A large number of diplomats and statesmen from various governments were present at the League session when the secretary of the League read the memorandum of the British Foreign Office. Keen interest was displayed in the contents of the document which termed the hearing of petitioners as urged by the Mandates Commission as “dangerous and useless” and expressed the conviction that on the basis of the British Government’s experience with its colonies, written petitions from complainants in the mandated territories and brief questionnaires from the Mandates Commission are sufficient.

The memorandum is the one which the British Government promised in September, when Sir Austen Chamberlain asked the Council not to make any decisions regarding the commission’s proposal to hear certain petitioners personally and to require the mandatory powers to answer a questionnaire containing 230 questions until after the mandatory powers had an opportunity to present their observations.
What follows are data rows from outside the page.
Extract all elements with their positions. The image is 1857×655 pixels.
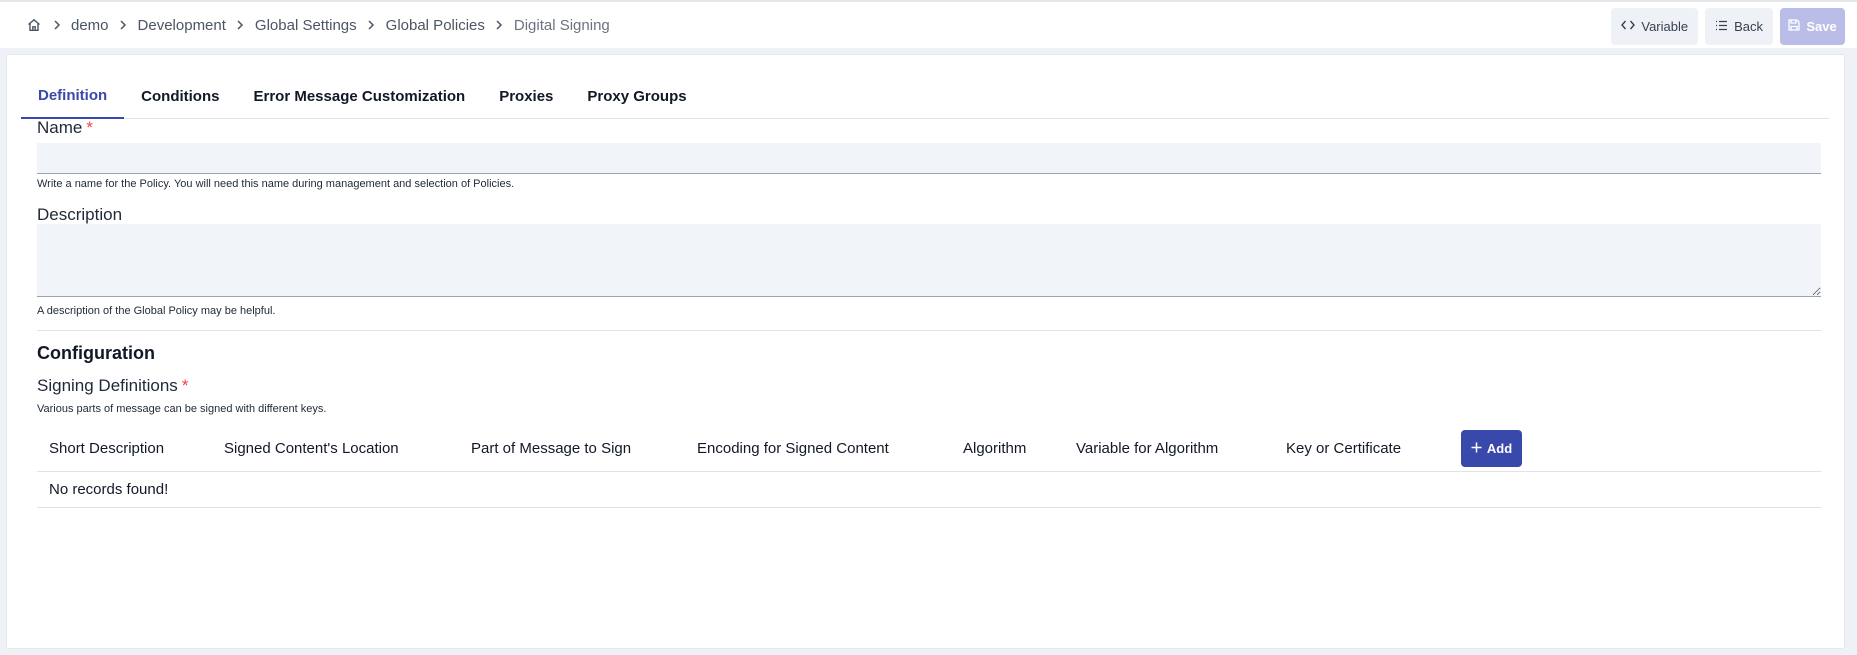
tab-bar: Definition Conditions Error Message Cust… [21,73,1829,119]
tab-proxy-groups[interactable]: Proxy Groups [570,73,703,119]
policy-form-card: Definition Conditions Error Message Cust… [6,54,1845,649]
breadcrumb-item-digital-signing: Digital Signing [513,16,610,34]
name-label: Name * [37,118,93,138]
tab-conditions[interactable]: Conditions [124,73,236,119]
column-header-short-description: Short Description [49,440,165,457]
column-header-signed-content-location: Signed Content's Location [224,440,399,457]
column-header-variable-for-algorithm: Variable for Algorithm [1076,440,1219,457]
table-header: Short Description Signed Content's Locat… [37,425,1821,472]
save-button-label: Save [1806,19,1837,34]
description-textarea[interactable] [37,224,1821,297]
required-mark: * [86,118,93,137]
back-button-label: Back [1734,19,1763,34]
empty-message: No records found! [49,481,169,498]
column-header-key-or-certificate: Key or Certificate [1286,440,1402,457]
list-icon [1715,19,1728,34]
column-header-algorithm: Algorithm [963,440,1027,457]
chevron-right-icon [226,20,255,30]
code-icon [1621,19,1636,34]
breadcrumb-item-global-settings[interactable]: Global Settings [255,17,357,34]
chevron-right-icon [42,20,71,30]
top-bar: demo Development Global Settings Global … [0,0,1857,48]
breadcrumb-item-global-policies[interactable]: Global Policies [386,17,485,34]
name-input[interactable] [37,143,1821,174]
save-button[interactable]: Save [1780,8,1845,45]
signing-definitions-table: Short Description Signed Content's Locat… [37,425,1821,508]
tab-definition[interactable]: Definition [21,73,125,119]
back-button[interactable]: Back [1705,8,1773,45]
header-actions: Variable Back Save [1611,8,1845,45]
empty-table-row: No records found! [37,472,1821,508]
variable-button[interactable]: Variable [1611,8,1699,45]
column-header-part-of-message: Part of Message to Sign [471,440,632,457]
tab-error-message-customization[interactable]: Error Message Customization [236,73,482,119]
tab-proxies[interactable]: Proxies [482,73,570,119]
breadcrumb-item-development[interactable]: Development [138,17,226,34]
required-mark: * [181,376,189,395]
description-help-text: A description of the Global Policy may b… [37,305,276,317]
signing-definitions-label-text: Signing Definitions [37,376,178,395]
chevron-right-icon [357,20,386,30]
home-icon[interactable] [26,17,42,33]
add-signing-definition-button[interactable]: Add [1461,430,1522,467]
variable-button-label: Variable [1641,19,1689,34]
chevron-right-icon [109,20,138,30]
floppy-disk-icon [1788,19,1800,34]
signing-definitions-help-text: Various parts of message can be signed w… [37,403,327,415]
name-help-text: Write a name for the Policy. You will ne… [37,178,515,190]
column-header-encoding: Encoding for Signed Content [697,440,889,457]
signing-definitions-label: Signing Definitions * [37,376,188,396]
chevron-right-icon [485,20,514,30]
name-label-text: Name [37,118,83,137]
plus-icon [1471,441,1482,456]
section-divider [37,330,1821,331]
breadcrumb: demo Development Global Settings Global … [26,17,610,34]
breadcrumb-item-demo[interactable]: demo [71,17,109,34]
add-button-label: Add [1486,441,1513,456]
configuration-title: Configuration [37,343,155,363]
description-label: Description [37,205,123,224]
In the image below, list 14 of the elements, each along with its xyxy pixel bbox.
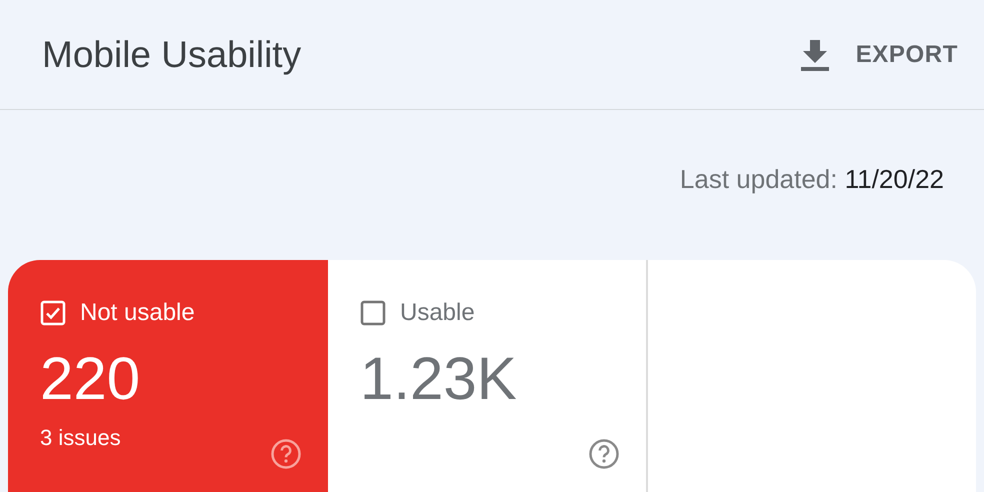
tile-count: 220 <box>40 344 140 414</box>
tile-count: 1.23K <box>360 344 517 414</box>
download-icon <box>800 38 830 70</box>
checked-checkbox-icon[interactable] <box>40 300 66 326</box>
page-title: Mobile Usability <box>42 32 302 77</box>
help-icon[interactable] <box>270 438 302 470</box>
tile-label: Usable <box>400 298 475 328</box>
export-button[interactable]: EXPORT <box>800 30 958 78</box>
help-icon[interactable] <box>588 438 620 470</box>
tile-sublabel: 3 issues <box>40 424 121 452</box>
tile-label: Not usable <box>80 298 195 328</box>
checkbox-icon[interactable] <box>360 300 386 326</box>
last-updated-text: Last updated: 11/20/22 <box>680 163 944 194</box>
status-tile[interactable]: Not usable 220 3 issues <box>8 260 328 492</box>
Foreign Minister Briand opposed the proposals of the commission with equal vigor.

The British memoranduce says that after studying from the juridical joint of view the administration mandates as defined in Article 22 of the Covenant, it finds that the annual report which the mandatory power must send to the Council must deal with the administration as a whole and not on all points in detail, and that it is the Council and not the Mandates Commission that has the right of decision regarding the administration of the mandates.

Unable to understand why the commission cannot by examining written documents see whether the petitions are well founded, the British Government considers the questionnaire goes into all details of Government administration, exceeding greatly that which is necessary for the commission and which is compatible with the intentions of the Covenant and the rules approved by the Council.